ATENÇÃO: SÓ LEIA SE JÁ TIVER TERMINADO DE LER O LIVRO "HÁ VAGAS"

primeiro semestre 2021 ~ São Paulo

Bianca

 

Timo: Bi, cadê você, amor? A gente quer dar boa-noite.

Nick: Não, não. Eu preciso te ver, Bia. É sério. Quero vídeo, liga a câmera

 

Suspiro profundamente.1 Exausta. Segurando o choro, como parece ser meu padrão de vida há meses. Nunca fui de reclamar da vida, né? Mas agora tá tão difícil não reclamar... Parece também que o mundo inteiro ganhou uma espécie de voucher para reclamar da vida o quanto quiser sem soar exagerado.

Todas as pessoas estão infelizes e cansadas. Nunca pensei que fosse ver o mundo unificado em torno de um sentimento — menos ainda que fosse este. Esse medo misturado à exaustão. Algum psicólogo já deve ter cunhado um termo para isso. Ou talvez eles também estejam cansados demais para isso.

Digito rapidamente:

 

Bianca: Tô chegando em casa. A gente já se fala.

Timo: Vc saiu, amor? Pra quê?

Timo: Tá de carro, né? Não pega Uber, não, Bi.

Bianca: Tô de carro, sim, vim na farmácia.

Timo: Não dava para pedir delivery disso, Bianca?

Nick: Alteza, Bianca é adulta. Deixa ela em paz.

 

Dou uma risadinha no amplo estacionamento da farmácia.

 

Nick: Mas não esquece de higienizar o aparelho quando chegar em casa.

Timo: Sabe que já tem cientistas dizendo que isso não faz diferença?

Bianca: Ótimo, uma coisa a menos pra surtar.

Timo: Mas não custa dar uma limpadinha, né, amor?

Nick: Decida-se, HRH. Ou confia na ciência ou não confia.

Timo: Até parece que tem algum consenso sobre essa merda desse vírus que dure mais de um mês, Nick.

 

Sacudo a cabeça, rindo, e meto o telefone no bolso antes de entrar no carro. E passar álcool nas mãos. E respirar fundo. E me olhar no retrovisor para ajustar a máscara. E ligar o carro para enfrentar mais trânsito do que eu deveria. Desde o ano passado é sempre mais trânsito do que deveria. Essas pessoas todas deveriam estar dentro de casa.
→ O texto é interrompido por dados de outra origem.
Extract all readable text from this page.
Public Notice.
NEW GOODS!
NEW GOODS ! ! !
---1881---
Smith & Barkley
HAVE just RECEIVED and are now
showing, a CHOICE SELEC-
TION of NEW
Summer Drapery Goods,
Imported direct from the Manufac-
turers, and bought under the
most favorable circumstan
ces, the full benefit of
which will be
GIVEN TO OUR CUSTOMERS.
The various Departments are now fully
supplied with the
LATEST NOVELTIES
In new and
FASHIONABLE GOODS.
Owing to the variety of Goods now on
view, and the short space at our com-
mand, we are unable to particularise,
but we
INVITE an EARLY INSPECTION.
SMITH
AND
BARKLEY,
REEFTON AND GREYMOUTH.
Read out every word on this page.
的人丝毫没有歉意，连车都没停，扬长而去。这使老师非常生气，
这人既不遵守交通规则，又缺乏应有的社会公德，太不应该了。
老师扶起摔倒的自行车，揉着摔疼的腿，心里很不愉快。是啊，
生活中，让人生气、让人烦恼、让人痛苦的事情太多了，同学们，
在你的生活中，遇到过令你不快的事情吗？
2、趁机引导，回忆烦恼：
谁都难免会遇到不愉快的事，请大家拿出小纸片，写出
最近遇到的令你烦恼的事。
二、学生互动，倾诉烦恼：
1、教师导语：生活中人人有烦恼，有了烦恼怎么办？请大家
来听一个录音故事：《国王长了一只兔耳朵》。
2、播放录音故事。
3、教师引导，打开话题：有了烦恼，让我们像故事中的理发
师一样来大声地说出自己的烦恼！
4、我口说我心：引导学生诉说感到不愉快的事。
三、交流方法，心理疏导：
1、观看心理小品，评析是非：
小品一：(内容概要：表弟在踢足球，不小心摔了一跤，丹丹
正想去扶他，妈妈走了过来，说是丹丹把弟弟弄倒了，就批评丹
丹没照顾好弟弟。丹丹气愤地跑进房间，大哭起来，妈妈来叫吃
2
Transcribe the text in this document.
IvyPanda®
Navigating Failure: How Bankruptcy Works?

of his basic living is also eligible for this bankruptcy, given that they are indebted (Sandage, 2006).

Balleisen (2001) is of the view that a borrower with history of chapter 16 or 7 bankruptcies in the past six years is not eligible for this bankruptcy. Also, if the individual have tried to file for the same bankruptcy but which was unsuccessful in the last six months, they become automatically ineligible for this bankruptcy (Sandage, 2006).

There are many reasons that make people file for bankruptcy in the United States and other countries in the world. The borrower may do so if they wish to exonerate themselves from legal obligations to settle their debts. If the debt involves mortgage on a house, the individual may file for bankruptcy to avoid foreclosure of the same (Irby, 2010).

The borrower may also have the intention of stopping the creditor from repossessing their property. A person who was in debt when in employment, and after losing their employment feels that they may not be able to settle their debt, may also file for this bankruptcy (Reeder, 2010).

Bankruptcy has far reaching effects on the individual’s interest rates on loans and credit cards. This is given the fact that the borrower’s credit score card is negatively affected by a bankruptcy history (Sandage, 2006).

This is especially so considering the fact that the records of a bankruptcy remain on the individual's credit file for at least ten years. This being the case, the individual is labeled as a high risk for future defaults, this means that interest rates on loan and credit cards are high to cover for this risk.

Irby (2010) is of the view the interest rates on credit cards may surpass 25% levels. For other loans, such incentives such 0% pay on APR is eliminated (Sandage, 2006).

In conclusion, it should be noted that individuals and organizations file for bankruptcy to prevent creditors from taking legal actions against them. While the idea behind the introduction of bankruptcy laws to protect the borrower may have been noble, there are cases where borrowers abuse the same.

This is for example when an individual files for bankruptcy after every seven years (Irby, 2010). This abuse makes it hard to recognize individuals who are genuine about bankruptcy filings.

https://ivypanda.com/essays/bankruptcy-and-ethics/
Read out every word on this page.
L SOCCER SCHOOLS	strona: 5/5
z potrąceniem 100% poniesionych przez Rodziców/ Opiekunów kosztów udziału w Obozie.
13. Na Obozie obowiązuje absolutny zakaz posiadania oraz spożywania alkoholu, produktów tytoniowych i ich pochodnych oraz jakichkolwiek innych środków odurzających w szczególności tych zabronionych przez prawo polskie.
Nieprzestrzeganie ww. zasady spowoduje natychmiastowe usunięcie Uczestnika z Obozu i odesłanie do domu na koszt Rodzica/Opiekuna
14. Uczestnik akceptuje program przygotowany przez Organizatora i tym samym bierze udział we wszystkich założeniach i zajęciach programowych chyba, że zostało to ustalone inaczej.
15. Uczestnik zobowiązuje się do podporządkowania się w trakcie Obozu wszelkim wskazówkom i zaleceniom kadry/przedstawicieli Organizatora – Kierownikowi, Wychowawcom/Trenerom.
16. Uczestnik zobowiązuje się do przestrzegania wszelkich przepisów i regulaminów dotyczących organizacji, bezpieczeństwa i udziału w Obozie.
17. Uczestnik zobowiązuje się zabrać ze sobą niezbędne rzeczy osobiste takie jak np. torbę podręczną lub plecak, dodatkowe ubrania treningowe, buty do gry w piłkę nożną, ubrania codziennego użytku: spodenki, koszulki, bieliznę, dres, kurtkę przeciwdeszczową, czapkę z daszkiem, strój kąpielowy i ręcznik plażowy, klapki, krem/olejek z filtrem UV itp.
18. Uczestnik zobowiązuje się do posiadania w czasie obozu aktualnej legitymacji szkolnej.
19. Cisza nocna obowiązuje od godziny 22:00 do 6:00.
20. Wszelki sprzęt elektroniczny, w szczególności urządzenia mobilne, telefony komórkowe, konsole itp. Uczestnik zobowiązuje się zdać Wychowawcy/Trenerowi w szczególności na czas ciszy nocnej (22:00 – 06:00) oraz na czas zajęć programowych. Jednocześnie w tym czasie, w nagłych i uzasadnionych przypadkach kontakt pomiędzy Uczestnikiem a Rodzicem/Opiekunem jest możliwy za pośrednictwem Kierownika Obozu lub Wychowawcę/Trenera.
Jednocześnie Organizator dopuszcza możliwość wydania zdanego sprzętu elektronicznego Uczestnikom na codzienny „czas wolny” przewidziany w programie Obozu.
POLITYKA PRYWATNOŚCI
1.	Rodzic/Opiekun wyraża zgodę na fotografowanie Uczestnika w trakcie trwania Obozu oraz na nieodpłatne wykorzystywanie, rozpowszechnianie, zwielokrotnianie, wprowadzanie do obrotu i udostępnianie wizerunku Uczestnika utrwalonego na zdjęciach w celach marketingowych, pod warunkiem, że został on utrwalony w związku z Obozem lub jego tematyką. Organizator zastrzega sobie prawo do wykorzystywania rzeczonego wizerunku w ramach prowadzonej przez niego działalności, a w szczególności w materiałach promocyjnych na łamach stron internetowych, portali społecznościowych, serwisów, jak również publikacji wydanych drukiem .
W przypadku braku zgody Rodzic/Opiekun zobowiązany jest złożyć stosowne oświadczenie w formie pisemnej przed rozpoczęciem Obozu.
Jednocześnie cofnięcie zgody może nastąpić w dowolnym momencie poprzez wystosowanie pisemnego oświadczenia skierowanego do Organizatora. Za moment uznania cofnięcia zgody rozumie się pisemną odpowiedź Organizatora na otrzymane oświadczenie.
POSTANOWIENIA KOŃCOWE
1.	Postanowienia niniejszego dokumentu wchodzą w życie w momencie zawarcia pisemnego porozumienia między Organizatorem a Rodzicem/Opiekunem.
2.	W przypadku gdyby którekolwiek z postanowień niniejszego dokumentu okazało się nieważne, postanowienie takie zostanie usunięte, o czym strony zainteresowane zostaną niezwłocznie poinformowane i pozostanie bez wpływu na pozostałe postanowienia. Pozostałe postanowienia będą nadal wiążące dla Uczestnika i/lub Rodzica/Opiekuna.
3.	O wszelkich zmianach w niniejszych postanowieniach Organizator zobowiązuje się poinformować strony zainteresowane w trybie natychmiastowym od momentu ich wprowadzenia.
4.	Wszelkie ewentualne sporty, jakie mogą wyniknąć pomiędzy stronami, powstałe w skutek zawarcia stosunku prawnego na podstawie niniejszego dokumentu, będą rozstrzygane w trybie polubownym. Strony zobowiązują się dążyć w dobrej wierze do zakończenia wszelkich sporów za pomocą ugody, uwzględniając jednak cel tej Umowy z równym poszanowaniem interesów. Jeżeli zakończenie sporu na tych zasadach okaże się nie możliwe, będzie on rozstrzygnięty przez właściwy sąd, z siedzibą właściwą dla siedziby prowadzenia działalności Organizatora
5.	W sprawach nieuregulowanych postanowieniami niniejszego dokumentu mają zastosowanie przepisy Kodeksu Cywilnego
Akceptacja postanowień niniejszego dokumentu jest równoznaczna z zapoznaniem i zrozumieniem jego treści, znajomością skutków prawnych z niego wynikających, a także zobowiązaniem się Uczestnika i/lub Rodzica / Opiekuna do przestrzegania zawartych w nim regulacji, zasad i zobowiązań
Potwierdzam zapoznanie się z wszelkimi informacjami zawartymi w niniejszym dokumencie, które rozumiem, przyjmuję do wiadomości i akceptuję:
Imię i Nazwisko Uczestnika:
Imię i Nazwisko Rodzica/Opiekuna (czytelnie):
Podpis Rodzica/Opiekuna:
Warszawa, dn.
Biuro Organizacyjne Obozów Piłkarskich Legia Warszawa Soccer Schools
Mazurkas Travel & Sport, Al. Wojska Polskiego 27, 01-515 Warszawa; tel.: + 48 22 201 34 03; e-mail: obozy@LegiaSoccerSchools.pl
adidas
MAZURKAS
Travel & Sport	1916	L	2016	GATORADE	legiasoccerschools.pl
Mas eu vivo no Brasil. E aqui a história é outra. É cada um por si. O senso de coletividade passou longe e preservar a vida não é exatamente prioridade para este governo.

A gente achava que seria ruim. Ninguém poderia imaginar que seria tão ruim. Eu lembro quando nosso principal medo em relação a esse governo era a homofobia. Algo que afeta nosso casamento, é claro. Nosso primeiro ano foi sempre aturando uns olhares de vizinhos que cada vez mais percebiam que aquelas três pessoas morando juntas tinham comportamentos altamente suspeitos. Nick nunca fez questão de esconder nem esforço para disfarçar. Eu e Timo somos mais ressabiados: brasileiro nasce escaldado, né? Além do mais, éramos nós que ficaríamos lá depois que o Nick se fosse e teríamos que lidar com quaisquer comentários que Nick provavelmente nem entenderia.

— Me recuso a aprender português, não sou o Jesse. Vocês já falam inglês e só vocês me interessam.

— Isso te livra de ouvir muita merda dos vizinhos, é verdade — disse o Timo, arqueando as sobrancelhas.

 

— Aposto que eu é que passo por corna entre os vizinhos — eu comentei, brincando com a taça de vinho.

 

Estávamos sentados no chão da sala do apartamento da Piauí, bebendo vinho. Os dois caíram na risada.

 

Como eu sinto saudade do apartamento da Piauí. Quando vou buscar correspondência eu subo um pouco só para chorar na nossa cama.

 

— Não, não, sou eu que sou o corno, tenho certeza — rebatia Timo, rindo.

 

— Deixa de ser bobo, Timo, você é muito viado, é claro que eles olham para nós dois e sabem que eu tô te comendo.

 

— Viu? Eu é que sou a corna! — repeti.

 

Eu lembro tão bem dessa noite. Lembro do Nick me beijando no meio dessa conversa, mordendo minha orelha, lembro que eu estava morrendo de sono, que o Timo foi preparar alguma coisa pra gente comer na cozinha e, quando voltou, eu e Nick estávamos transando no chão da sala. Lembro de tudo.

 

Sinto falta do apartamento da Piauí. Mas sinto ainda mais falta deles.

 

Isso foi quando Nick veio para passar conosco o Ano Novo de 2019 para 2020. Tínhamos passado o Natal em Arbusto, eu, Timo e Gui. Depois voltamos para São Paulo e o Gui foi passar uns dias com minha mãe e minha avó na casa do meu irmão, para brincar com os primos. Durante todo o ano de 2019, meu filho ficou indo e vindo entre o apartamento da minha avó e o nosso apartamento na Piauí e foi ótimo. Funcionou muito bem. Descobri que minha mãe e minha avó sentiriam muita falta dele se ele simplesmente se mudasse de uma vez.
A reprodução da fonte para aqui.